A/B testing, or split testing, has been part of the marketing landscape for years, if not decades. With the advent of technical marketing, growth hacking and engineering marketing, A/B testing has become one of the steps, tools and orientations that any product requires to optimise conversions, growth channels, marketing budgets and ultimately, profitability.

No sector is safe from the bottomless pit of assumptions and hunches. The ‘I feel this might work’ adage, or ‘we have always done it this way and got some really interesting results…’ quip is very cosily found in many a marketing department across industry and sectoral lines.

But what is A/B testing?

In very simple terms, split testing involves having a minimum of two variants of a digital asset. This could be two variants, the control and the B version of a web page, an application, subscription form, pricing structure, and more, and these two versions would be randomly pushed to users and then using different tools, the marketing and technical teams would analyse conversion rate based on a predefined goal.

The move to A/B testing involves knowing your users, their browsing patterns, their interests, click habits, and engagement points. Once these are analysed, one can come up with a suitable goal to track and test.

There are various examples of how to use A/B testing. The following are three examples of how to use A/B testing on a fictitious product called HelloVPN.

HelloVPN is a VPN product with a twist as it also contains an antivirus product. This affords the user a fuller protection and privacy while browsing the internet, at home or on public Wi-Fi. So far, so good.

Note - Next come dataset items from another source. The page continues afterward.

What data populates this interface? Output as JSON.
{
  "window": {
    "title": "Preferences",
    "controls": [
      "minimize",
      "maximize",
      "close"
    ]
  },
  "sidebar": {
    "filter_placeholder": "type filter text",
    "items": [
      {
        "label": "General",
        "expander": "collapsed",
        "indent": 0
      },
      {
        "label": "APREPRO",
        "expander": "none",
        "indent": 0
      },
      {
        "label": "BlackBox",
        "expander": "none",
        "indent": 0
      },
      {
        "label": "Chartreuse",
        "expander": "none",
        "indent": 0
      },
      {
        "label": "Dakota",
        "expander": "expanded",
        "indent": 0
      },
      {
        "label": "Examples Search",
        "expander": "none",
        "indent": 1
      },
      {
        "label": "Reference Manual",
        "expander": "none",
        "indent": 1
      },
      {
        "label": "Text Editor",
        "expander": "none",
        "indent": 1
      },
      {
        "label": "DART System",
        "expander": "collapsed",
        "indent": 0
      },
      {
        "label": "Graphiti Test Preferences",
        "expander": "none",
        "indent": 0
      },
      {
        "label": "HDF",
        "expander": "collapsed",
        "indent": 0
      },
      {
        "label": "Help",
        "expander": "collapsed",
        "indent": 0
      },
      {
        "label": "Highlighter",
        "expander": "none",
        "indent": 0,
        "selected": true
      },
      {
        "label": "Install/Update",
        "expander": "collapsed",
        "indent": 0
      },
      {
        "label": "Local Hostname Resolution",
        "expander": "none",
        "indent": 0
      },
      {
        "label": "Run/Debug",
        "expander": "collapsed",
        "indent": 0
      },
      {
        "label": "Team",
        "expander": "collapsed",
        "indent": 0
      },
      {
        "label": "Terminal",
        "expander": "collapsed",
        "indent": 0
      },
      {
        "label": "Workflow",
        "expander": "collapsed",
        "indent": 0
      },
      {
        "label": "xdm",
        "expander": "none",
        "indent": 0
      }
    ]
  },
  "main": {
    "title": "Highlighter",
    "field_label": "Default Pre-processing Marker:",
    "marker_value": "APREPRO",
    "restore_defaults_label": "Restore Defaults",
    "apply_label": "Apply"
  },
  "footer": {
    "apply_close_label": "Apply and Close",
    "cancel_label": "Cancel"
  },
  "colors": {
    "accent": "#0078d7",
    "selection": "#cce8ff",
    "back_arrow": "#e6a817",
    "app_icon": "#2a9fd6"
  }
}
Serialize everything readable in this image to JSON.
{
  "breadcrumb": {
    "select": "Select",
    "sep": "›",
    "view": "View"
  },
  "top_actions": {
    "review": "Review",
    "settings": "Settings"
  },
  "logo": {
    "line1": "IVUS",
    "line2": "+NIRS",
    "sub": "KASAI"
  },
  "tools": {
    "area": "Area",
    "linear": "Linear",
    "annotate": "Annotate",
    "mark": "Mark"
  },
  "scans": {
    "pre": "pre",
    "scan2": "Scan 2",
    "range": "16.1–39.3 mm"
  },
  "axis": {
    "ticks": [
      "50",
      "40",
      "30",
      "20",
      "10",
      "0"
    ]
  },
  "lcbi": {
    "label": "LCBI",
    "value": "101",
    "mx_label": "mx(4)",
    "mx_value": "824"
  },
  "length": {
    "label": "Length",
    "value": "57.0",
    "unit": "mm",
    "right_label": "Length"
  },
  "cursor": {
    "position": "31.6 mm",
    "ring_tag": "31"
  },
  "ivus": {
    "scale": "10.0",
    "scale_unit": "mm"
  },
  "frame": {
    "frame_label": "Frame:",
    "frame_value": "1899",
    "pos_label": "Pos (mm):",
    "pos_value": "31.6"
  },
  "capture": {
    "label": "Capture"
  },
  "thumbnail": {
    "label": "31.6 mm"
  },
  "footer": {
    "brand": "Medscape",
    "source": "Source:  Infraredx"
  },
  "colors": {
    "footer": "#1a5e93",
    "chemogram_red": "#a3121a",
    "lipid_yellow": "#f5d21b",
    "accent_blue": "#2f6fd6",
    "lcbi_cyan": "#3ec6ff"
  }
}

The user base numbers are very encouraging, as the product rounds up to two million users daily from 40 countries. In terms of business model, it rests on a freemium model, whereby the free users get to access five countries, as proxy, randomly so as the user is not able to choose from which ‘country’ to browse from and no use of anti-virus. Fully paid solution provides 29 countries for proxy purposes, intelligent re-routing for better service and also full anti-virus solution in the background. Approximately one per cent of the base are actually paying for the service.

The first test is angle. The test here is to ascertain which angle converts the best – are users buying for acquiring VPN or anti-virus? One way (out of many) to test this is to have two sets of adverts: one promoting the anti-virus as primary, and another – variant – promoting the VPN/privacy as primary with anti-virus as secondary. These adverts need to be tied to related landing pages, with clear content that resonates with a clear call-to-action. Track conversion rate, and keep tweaking.

Testing involves knowing your users, their browsing patterns, their interests, click habits, and engagement points

The second test focuses on discounts. Pricing of products is extremely tricky. Typical pricing tricks involve the use of a nine – such as $19.99; or ending with five – such as $19.95. This to give the user the vibe that the spend is below $20 dollars.

One way of testing this – and what price converts the best – is to have an offer on the product, with varying degrees of discounts. Say the control price is $59.95. This price works in Canada, but not in Serbia, for instance (again, based on analysis and testing).

For Serbia, use the following two discount ratios: 45 per cent and 70 per cent. Tie these two discounts with the two angles explored above. Adapt two landing pages to reflect the discount, also given in per cent, and compare conversion rate.

As one final test, added to the above, consider the use of limited time offers (by adding a countdown clock, say offer expires in one minute) to one and not the other, for instance, would add a sense of urgency to get the user to convert more.

A/B testing implies a cultural shift for most organisations. For an organisation, commercial or otherwise (even NGOs can benefit from AB testing their donations page, for instance), to truly benefit from adopting tools, technologies, views and insights, the whole organisation needs to buy into the cultural shift the testing of assumptions requires. Growth, profitability, return on investment and ultimately survival of the business cannot be based on mere hunches; or false hypothesis, or incomplete information – but on data.

Data, crunching of numbers, testing of assumptions, agility, willingness to find new and interesting angles, together with a cross-departmental alignment to achieve such goals need to become the new norm, as your competitors are testing as you read this.